Orang-orang menyebutnya adalah peperangan namun dengan kondisi yang tidak seimbang tentu saja bukan peperangan namanya tapi pembantaian, tubuh Imam Husain yang sudah wafat dirusak dengan tidak wajar bahkan Kepala Imam Husein dipenggal oleh tentara Yazid Bin Muawiyah. 

Kematian Imam Husein diratapi oleh kaum Muslim terutama Muslim Syiah di Timur Tengah, dan ada juga yang memperingatinya dengan cara yang ekstrim yaitu dengan cara menyakiti tubuh mereka sendiri, hal itu telah dilarang oleh beberapa Marja terkemuka diantaranya Imam Khomeini, Imam Ali Khamenei, Hussein Fadhullah dan beberapa Marja yang mementingkan persatuan umat Islam untuk melawan kezaliman penguasa dunia. 
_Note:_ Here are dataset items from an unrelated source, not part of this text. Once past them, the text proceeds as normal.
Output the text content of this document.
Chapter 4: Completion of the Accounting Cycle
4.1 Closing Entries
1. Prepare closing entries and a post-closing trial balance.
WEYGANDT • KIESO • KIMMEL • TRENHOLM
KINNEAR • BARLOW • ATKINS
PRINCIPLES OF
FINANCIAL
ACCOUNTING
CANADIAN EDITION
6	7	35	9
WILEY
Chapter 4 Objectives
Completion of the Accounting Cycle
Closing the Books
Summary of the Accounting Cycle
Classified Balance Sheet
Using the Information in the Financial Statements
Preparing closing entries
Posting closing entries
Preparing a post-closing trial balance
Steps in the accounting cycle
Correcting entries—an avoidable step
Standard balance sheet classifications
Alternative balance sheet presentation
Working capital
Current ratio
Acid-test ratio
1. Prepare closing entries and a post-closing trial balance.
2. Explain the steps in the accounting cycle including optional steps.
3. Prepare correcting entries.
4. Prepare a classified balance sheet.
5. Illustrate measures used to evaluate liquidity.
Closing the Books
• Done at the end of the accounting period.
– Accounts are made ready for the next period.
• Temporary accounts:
Pernah ada cerita di kalangan masyarakat bahwa jenazah Imam Husain dibawa ke langit menggunakan Bouraq dengan peti jenazah yang disebut Tabot. Kendaraan Bouraq yang disimbolkan dengan wujud kuda gemuk berkepala wanita cantik menjadi bagian utama bangunan Tabuik. Awalnya Tabuik sebagai simbol ritual bagi pengikut muslim Syi’ah untuk mengumpulkan potongan-potongan tubuh Imam Husein dan selama ritual itu para peserta berteriak “Hayya Husein - hayya Husein” atau yang berarti “Hidup Husein - hidup Husein”. Tetapi di Pariaman teriakan tersebut telah berganti “Hoyak Hussein - hoyak Hussein” yang diteriakkan oleh penggiring dan peserta tabuik sambil menggoyang-goyangkan menara Tabuik yang berbentuk menara dan bersayap serta sebuah kepala manusia.

Tradisi Tabuik telah ada sejak 1829 di daerah Pariaman. Dalam pelaksanaannya orang–orang berdatangan ke pariaman untuk melihat acara festival hoyak tabuik tersebut. Acara yang dilaksanakan sekitar 10 hari tersebut selalu ramai dikunjungi oleh para pengunjung baik lokal maupun pengunjung luar dari pariaman. Ada yang hanya sekedar ingin melihat saja, mengisi liburan mereka ataupun yang larut dalam prosesi tradisi ini. Dikabarkan bahwa acara puncak dihadiri 80 ribu orang. 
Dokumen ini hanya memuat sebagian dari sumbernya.